Low-Complexity OFDM Deep Neural Receivers
Ankit Gupta, Onur Dizdar, Yun Chen, Fehmi Emre Kadan, Ata Sattarzadeh, Stephen Wang
TL;DR
The paper addresses the high computational cost and slow training convergence of OFDM NeuralRx receivers. It introduces a low-complexity ResNet-SS design that uses channel split/shuffle, GELU activation, and small 3×3 kernels with unit dilation to cut NFLOPs and MAC, while preserving or improving decoding accuracy. The proposed architecture, combining ResNet-SS with ResNet-T blocks, achieves faster training convergence and up to 1 dB decoding gains, and reduces energy consumption compared to prior NeuralRx designs and baselines.
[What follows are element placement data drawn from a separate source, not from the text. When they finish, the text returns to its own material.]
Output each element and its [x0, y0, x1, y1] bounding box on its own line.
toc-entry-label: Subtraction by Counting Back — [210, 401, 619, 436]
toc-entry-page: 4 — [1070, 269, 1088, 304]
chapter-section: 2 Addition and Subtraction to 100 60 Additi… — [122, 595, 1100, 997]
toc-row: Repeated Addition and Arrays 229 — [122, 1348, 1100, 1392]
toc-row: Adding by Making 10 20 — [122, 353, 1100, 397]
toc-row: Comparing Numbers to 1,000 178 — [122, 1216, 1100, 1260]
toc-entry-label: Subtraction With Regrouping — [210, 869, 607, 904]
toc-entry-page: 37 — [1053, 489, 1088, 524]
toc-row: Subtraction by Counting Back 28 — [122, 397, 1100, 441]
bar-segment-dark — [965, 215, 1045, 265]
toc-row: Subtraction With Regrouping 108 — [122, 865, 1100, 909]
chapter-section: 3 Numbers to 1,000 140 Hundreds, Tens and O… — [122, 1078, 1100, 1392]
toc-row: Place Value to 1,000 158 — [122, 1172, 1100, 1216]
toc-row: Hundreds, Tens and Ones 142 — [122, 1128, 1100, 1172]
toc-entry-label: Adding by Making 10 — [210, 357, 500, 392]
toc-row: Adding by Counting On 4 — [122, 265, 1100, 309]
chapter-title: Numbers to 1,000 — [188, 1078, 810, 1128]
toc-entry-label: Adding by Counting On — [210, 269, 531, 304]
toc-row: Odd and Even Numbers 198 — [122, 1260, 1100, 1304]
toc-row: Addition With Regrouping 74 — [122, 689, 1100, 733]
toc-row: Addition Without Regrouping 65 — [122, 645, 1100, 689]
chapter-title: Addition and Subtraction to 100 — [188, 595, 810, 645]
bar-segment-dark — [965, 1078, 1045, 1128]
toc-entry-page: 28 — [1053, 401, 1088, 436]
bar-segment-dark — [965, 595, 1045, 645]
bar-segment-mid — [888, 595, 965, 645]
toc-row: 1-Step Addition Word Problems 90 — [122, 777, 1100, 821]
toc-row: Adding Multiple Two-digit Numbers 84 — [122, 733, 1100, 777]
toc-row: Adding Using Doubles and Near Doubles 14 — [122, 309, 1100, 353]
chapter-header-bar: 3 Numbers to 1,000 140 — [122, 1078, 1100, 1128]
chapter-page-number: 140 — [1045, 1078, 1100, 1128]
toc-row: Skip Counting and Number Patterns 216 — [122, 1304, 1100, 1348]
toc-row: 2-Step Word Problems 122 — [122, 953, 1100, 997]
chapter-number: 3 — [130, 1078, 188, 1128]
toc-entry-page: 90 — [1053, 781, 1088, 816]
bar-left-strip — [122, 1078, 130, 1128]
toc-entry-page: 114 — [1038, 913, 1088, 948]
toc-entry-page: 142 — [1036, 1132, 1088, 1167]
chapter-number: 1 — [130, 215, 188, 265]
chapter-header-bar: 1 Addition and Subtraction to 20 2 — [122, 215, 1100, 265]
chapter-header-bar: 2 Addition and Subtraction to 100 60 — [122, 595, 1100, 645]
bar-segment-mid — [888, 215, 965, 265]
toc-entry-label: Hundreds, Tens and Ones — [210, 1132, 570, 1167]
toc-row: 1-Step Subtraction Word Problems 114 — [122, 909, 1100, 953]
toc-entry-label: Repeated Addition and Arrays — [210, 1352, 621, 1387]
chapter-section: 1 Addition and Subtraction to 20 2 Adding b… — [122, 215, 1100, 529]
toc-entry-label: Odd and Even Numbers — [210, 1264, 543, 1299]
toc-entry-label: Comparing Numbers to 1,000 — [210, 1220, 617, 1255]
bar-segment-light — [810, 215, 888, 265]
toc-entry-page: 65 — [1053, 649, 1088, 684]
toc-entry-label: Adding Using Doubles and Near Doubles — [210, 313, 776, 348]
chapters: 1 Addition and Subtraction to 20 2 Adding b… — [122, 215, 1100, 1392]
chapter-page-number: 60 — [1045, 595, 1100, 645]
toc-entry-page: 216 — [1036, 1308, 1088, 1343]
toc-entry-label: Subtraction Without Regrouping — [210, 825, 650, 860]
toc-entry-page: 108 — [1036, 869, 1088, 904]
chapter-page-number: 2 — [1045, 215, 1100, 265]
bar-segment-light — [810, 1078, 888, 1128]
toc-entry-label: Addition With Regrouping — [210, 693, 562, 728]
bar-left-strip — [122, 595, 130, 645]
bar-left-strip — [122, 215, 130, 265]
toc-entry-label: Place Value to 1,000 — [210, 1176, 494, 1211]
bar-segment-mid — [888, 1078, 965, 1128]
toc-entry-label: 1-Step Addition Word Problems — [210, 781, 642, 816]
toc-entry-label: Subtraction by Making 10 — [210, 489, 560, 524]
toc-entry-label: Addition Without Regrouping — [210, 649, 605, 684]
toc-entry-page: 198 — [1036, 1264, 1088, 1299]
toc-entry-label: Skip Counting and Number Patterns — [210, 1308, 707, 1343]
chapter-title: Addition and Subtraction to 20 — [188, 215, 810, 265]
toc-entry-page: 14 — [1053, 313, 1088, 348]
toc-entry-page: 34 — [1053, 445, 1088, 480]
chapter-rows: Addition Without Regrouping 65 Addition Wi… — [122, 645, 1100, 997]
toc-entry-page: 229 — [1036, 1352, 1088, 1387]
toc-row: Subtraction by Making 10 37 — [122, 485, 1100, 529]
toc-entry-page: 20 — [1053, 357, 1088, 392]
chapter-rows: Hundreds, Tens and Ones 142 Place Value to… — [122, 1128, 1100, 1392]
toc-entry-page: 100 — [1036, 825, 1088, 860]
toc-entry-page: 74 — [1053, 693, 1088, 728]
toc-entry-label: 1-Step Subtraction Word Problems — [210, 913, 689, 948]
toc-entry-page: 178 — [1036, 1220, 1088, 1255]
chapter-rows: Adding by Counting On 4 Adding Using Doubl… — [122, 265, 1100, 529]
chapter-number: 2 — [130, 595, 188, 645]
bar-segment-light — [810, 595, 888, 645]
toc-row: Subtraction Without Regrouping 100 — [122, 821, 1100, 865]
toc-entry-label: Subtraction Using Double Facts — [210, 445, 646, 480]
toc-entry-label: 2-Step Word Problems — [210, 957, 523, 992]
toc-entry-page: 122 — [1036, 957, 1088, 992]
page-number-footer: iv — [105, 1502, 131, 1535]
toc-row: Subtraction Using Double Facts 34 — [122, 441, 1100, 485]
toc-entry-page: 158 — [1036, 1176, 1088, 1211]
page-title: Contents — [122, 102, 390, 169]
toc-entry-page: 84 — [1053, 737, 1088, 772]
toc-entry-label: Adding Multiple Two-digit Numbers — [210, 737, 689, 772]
These contributions offer practical improvements for online retraining and deployment of neural receivers in OFDM-based wireless systems across realistic channel conditions.
Abstract
Deep neural receivers (NeuralRxs) for Orthogonal Frequency Division Multiplexing (OFDM) signals are proposed for enhanced decoding performance compared to their signal-processing based counterparts. However, the existing architectures ignore the required number of epochs for training convergence and floating-point operations (FLOPs), which increase significantly with improving performance. To tackle these challenges, we propose a new residual network (ResNet) block design for OFDM NeuralRx. Specifically, we leverage small kernel sizes and dilation rates to lower the number of FLOPs (NFLOPs) and uniform channel sizes to reduce the memory access cost (MAC). The ResNet block is designed with novel channel split and shuffle blocks, element-wise additions are removed, with Gaussian error linear unit (GELU) activations. Extensive simulations show that our proposed NeuralRx reduces NFLOPs and improves training convergence while improving the decoding accuracy.